Despite being provided with a free cervical cancer screening, better known as a Pap test, once every two years under the national health scheme, Gesy, only 37.13 per cent of eligible women have taken up the opportunity in the last two years, it emerged on Friday.

According to the Health Insurance Organisation (HIO) the number of eligible women who took a Pap test from September 1, 2021 to August 31, 2023 was only 126,903, while the number of eligible women who fall into the age category to take the test in question in the last two years was almost 342,000.

The Pap test is provided by Gesy since the first day of its implementation in 2019. Women without symptoms of are advised to do the test every two years up to age 65.

However, where there are signs or symptoms or history, which justify repeating the screening in less than two years, the test is fully reimbursed by Gesy, regardless of frequency.

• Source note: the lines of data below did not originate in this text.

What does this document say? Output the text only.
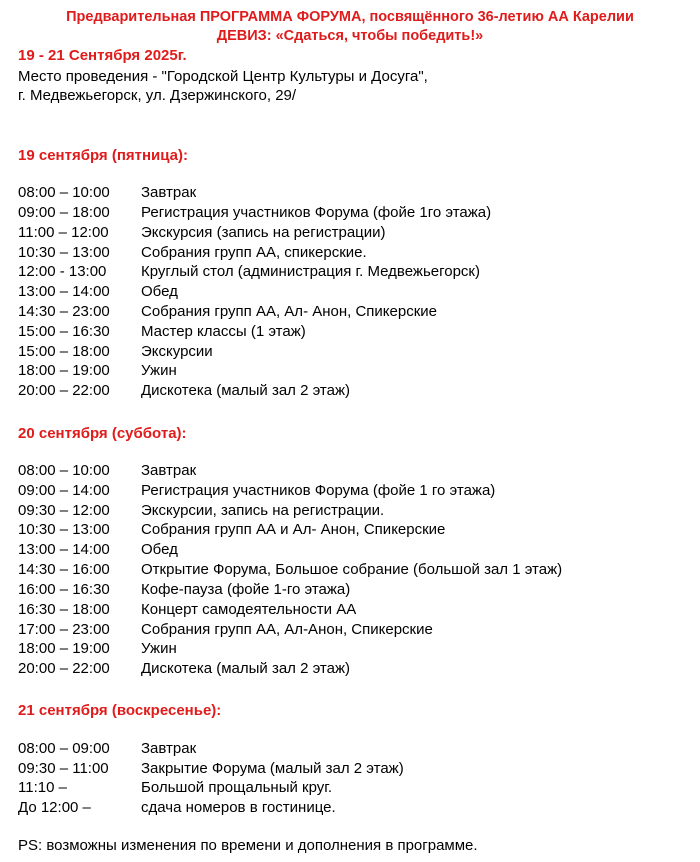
Предварительная ПРОГРАММА ФОРУМА, посвящённого 36-летию АА Карелии
ДЕВИЗ: «Сдаться, чтобы победить!»
19 - 21 Сентября 2025г.
Место проведения - "Городской Центр Культуры и Досуга",
г. Медвежьегорск, ул. Дзержинского, 29/
19 сентября (пятница):
08:00 – 10:00 Завтрак
09:00 – 18:00 Регистрация участников Форума (фойе 1го этажа)
11:00 – 12:00 Экскурсия (запись на регистрации)
10:30 – 13:00 Собрания групп АА, спикерские.
12:00 - 13:00 Круглый стол (администрация г. Медвежьегорск)
13:00 – 14:00 Обед
14:30 – 23:00 Собрания групп АА, Ал- Анон, Спикерские
15:00 – 16:30 Мастер классы (1 этаж)
15:00 – 18:00 Экскурсии
18:00 – 19:00 Ужин
20:00 – 22:00 Дискотека (малый зал 2 этаж)
20 сентября (суббота):
08:00 – 10:00 Завтрак
09:00 – 14:00 Регистрация участников Форума (фойе 1 го этажа)
09:30 – 12:00 Экскурсии, запись на регистрации.
10:30 – 13:00 Собрания групп АА и Ал- Анон, Спикерские
13:00 – 14:00 Обед
14:30 – 16:00 Открытие Форума, Большое собрание (большой зал 1 этаж)
16:00 – 16:30 Кофе-пауза (фойе 1-го этажа)
16:30 – 18:00 Концерт самодеятельности АА
17:00 – 23:00 Собрания групп АА, Ал-Анон, Спикерские
18:00 – 19:00 Ужин
20:00 – 22:00 Дискотека (малый зал 2 этаж)
21 сентября (воскресенье):
08:00 – 09:00 Завтрак
09:30 – 11:00 Закрытие Форума (малый зал 2 этаж)
11:10 –	Большой прощальный круг.
До 12:00 –	сдача номеров в гостинице.
PS: возможны изменения по времени и дополнения в программе.
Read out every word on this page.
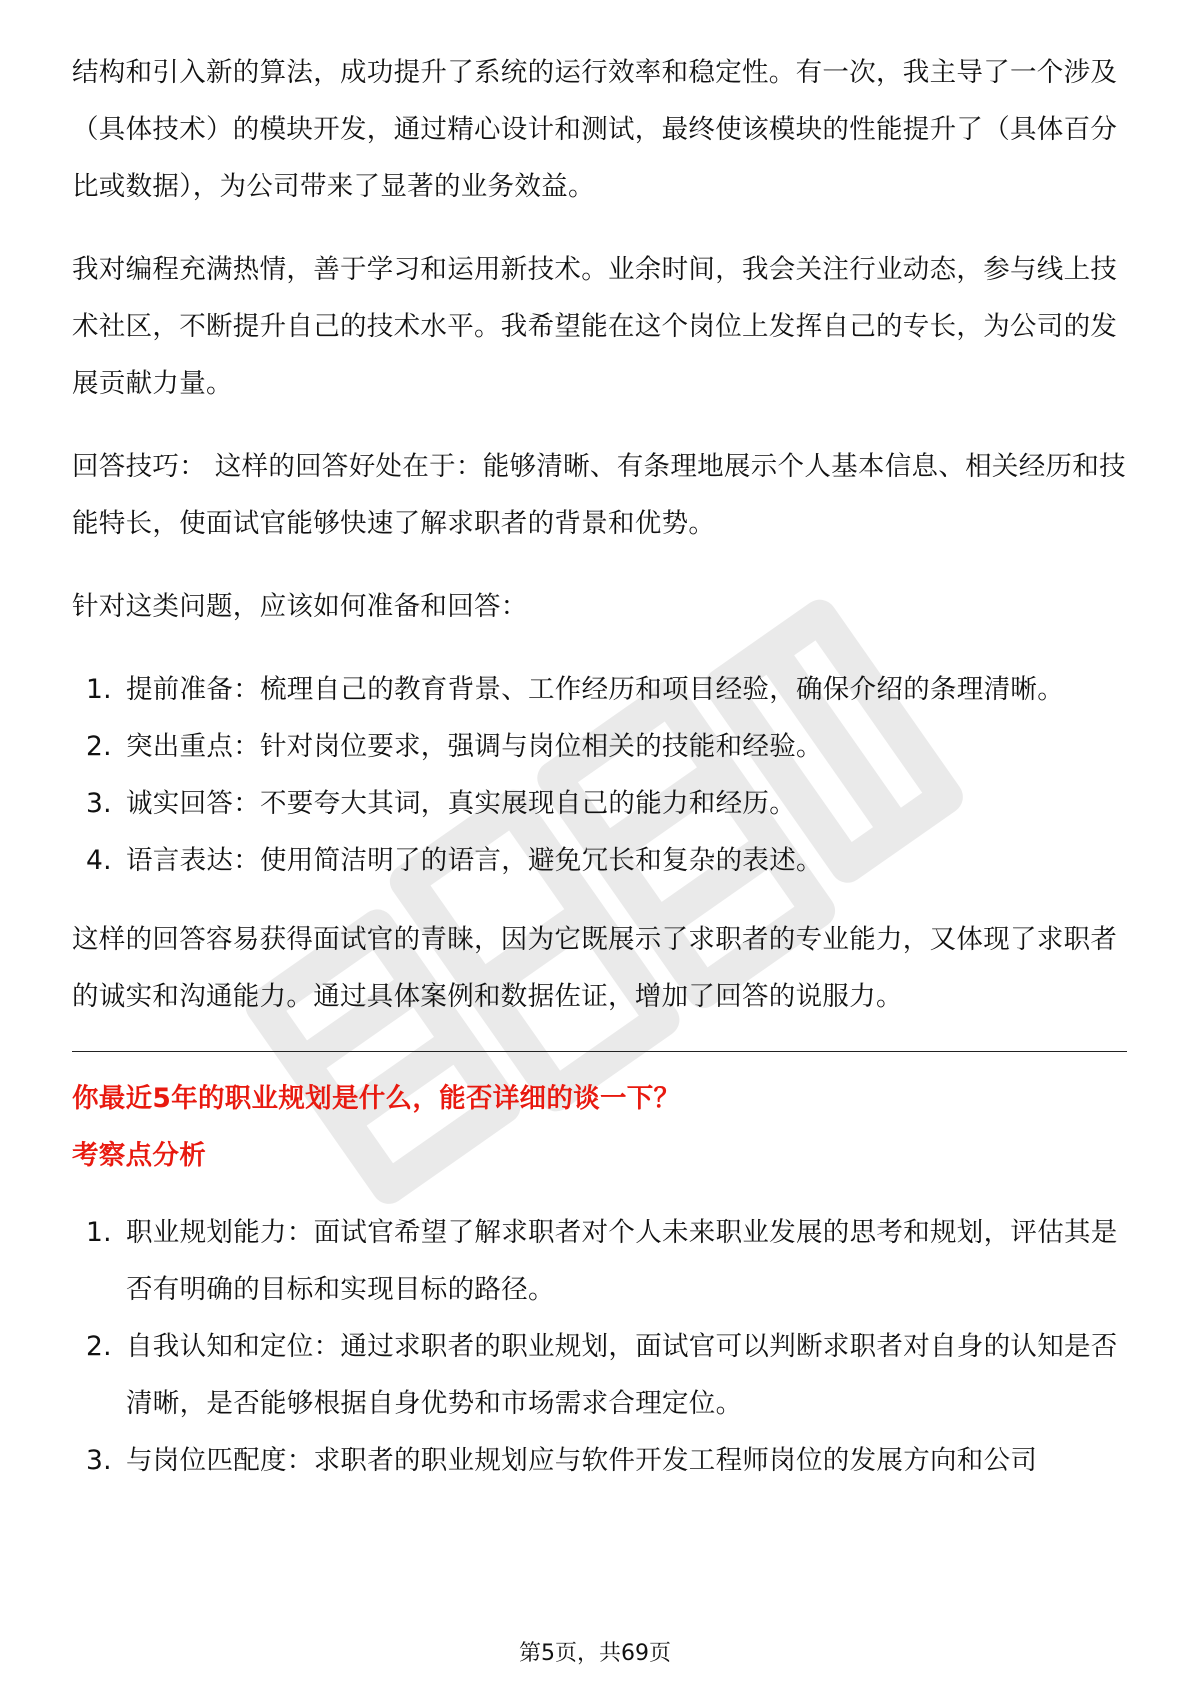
结构和引入新的算法，成功提升了系统的运行效率和稳定性。有一次，我主导了一个涉及（具体技术）的模块开发，通过精心设计和测试，最终使该模块的性能提升了（具体百分比或数据），为公司带来了显著的业务效益。

我对编程充满热情，善于学习和运用新技术。业余时间，我会关注行业动态，参与线上技术社区，不断提升自己的技术水平。我希望能在这个岗位上发挥自己的专长，为公司的发展贡献力量。

回答技巧： 这样的回答好处在于：能够清晰、有条理地展示个人基本信息、相关经历和技能特长，使面试官能够快速了解求职者的背景和优势。

针对这类问题，应该如何准备和回答：

1. 提前准备：梳理自己的教育背景、工作经历和项目经验，确保介绍的条理清晰。
2. 突出重点：针对岗位要求，强调与岗位相关的技能和经验。
3. 诚实回答：不要夸大其词，真实展现自己的能力和经历。
4. 语言表达：使用简洁明了的语言，避免冗长和复杂的表述。

这样的回答容易获得面试官的青睐，因为它既展示了求职者的专业能力，又体现了求职者的诚实和沟通能力。通过具体案例和数据佐证，增加了回答的说服力。

你最近5年的职业规划是什么，能否详细的谈一下？

考察点分析

1. 职业规划能力：面试官希望了解求职者对个人未来职业发展的思考和规划，评估其是否有明确的目标和实现目标的路径。
2. 自我认知和定位：通过求职者的职业规划，面试官可以判断求职者对自身的认知是否清晰，是否能够根据自身优势和市场需求合理定位。
3. 与岗位匹配度：求职者的职业规划应与软件开发工程师岗位的发展方向和公司
第5页，共69页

To do this, the treating doctor must fill out a special form, state the reasons for more frequent testing and send it to Gesy for approval. If the Gesy finds this request fair, they will cover all test expenses. If someone without symptoms decides to do more tests than the one every two years, they must pay out of pocket for the second and subsequent tests, paying around €50 or €60 euros.

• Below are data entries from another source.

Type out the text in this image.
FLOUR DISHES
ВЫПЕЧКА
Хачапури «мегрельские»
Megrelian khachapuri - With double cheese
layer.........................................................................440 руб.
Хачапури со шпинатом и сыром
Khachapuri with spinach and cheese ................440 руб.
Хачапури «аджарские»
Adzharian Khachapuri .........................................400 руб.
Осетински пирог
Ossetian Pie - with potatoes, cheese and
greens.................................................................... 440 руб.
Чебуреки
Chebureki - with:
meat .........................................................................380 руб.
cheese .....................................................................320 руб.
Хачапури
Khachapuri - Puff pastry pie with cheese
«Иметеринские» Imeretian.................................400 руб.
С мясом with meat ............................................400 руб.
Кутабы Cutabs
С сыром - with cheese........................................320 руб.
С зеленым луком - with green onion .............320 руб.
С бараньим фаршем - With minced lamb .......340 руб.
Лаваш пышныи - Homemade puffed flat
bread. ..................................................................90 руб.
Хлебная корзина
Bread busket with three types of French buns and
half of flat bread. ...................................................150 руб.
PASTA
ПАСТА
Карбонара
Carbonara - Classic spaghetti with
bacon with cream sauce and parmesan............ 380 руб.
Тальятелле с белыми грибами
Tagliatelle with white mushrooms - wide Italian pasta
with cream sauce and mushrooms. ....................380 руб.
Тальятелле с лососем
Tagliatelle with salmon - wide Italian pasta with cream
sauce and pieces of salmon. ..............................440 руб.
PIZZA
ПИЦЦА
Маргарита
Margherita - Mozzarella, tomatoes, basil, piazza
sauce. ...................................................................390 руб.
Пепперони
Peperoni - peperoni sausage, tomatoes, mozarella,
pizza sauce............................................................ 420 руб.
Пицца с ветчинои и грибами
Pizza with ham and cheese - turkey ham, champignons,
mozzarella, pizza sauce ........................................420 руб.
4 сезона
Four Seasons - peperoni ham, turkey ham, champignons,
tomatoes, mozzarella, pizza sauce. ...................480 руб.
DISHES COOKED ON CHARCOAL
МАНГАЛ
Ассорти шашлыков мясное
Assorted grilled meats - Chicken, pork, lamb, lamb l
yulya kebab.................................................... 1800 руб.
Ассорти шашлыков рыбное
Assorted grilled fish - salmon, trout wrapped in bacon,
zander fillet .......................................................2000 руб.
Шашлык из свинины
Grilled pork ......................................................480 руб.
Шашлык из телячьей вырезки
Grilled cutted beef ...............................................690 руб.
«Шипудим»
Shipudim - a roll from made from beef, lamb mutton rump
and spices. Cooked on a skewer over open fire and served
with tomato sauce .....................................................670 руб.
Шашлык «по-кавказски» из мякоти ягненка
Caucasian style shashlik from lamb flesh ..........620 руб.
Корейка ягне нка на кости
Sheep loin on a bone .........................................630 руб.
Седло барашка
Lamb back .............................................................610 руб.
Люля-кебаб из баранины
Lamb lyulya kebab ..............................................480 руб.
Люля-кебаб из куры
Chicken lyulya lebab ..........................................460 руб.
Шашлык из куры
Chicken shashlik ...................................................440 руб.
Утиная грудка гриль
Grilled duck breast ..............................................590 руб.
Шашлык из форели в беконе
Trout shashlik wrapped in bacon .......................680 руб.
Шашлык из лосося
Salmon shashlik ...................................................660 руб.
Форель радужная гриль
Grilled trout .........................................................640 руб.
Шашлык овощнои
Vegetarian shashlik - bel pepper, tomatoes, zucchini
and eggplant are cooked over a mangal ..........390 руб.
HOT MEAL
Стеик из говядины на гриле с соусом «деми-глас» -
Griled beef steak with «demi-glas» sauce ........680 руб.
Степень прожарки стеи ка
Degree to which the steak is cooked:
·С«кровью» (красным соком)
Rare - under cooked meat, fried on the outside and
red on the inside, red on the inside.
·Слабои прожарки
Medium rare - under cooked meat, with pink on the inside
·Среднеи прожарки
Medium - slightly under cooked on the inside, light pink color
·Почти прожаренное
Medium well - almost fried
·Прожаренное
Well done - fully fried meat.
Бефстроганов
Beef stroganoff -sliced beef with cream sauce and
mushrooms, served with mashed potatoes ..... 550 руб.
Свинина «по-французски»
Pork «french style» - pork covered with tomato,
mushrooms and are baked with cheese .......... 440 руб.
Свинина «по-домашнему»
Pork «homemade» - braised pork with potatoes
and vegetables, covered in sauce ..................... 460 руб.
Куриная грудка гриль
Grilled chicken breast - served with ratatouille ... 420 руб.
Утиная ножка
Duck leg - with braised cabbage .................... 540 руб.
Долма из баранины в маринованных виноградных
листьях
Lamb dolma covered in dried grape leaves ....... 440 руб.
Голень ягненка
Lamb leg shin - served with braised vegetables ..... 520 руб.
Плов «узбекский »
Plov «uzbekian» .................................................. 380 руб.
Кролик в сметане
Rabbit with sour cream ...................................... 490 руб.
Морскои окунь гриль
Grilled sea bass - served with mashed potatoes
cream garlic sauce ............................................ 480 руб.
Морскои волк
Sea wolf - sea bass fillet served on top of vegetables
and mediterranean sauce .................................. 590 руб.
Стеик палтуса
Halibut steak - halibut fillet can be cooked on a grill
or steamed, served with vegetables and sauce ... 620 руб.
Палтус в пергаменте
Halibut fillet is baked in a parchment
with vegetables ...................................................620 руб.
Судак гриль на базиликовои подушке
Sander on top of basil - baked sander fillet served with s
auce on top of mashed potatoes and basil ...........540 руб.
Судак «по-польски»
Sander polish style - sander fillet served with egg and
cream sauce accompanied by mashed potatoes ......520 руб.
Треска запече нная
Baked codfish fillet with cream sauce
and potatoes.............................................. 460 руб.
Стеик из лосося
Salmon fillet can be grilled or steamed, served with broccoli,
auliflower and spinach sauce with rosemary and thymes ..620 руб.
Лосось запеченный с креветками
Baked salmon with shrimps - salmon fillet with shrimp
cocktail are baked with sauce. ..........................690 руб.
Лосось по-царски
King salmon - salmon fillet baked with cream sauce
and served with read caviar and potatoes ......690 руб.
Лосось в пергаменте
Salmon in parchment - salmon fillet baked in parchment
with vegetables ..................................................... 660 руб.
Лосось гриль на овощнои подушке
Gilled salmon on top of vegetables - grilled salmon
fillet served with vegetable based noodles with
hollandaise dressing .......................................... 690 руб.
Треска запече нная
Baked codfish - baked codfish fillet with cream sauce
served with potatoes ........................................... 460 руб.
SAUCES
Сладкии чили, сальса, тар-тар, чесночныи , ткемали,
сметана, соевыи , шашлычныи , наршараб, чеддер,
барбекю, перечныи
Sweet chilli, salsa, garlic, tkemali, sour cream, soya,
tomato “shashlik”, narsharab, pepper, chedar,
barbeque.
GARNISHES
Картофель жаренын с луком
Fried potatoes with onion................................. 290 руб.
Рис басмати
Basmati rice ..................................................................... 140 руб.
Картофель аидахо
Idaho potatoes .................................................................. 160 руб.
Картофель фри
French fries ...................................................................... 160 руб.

The HIO said that in general, in the context of strengthening prevention it had recently adopted guidelines for the performance of routine laboratory tests in asymptomatic adults, that is, in people who have not been diagnosed, have not shown symptoms of any disease or are not on specific medications.

If a beneficiary presents symptoms or has a medical history or is receiving medication, then the beneficiary in question does not fall under the same guidelines and their lab test referrals would come under their GP, and still covered by Gesy in a different way.

The frequency of performing routine laboratory tests in asymptomatic adults is determined based on the age of each beneficiary. More specifically, for ages 18 to 44, the frequency of laboratory tests, such as blood count, fasting insulin levels, urea, creatinine, kidney function, liver enzymes, cholesterol, urine count, etc. is set at every five years.

For ages 45 to 64 the frequency for the lab tests is every two years and for ages over 65 the tests should be done every year.

In the routine laboratory tests, the HIO included the preventive test for prostate cancer. For high-risk men aged 40 or older, the tests should be done every five years. For men over 50 years old every two years and for men over 65 years old according to existing protocols for that age group.

At the same time, the thyroid test can be performed every two years in men over 60 and in women over 50. It is also clarified that the test should be done every two years for people over 65, regardless of gender.

The adoption of the specific instructions was done in collaboration with the Laboratory Examinations Subcommittee of the Organisation and after consultation with representatives of the Scientific Societies of Personal Physicians for adults.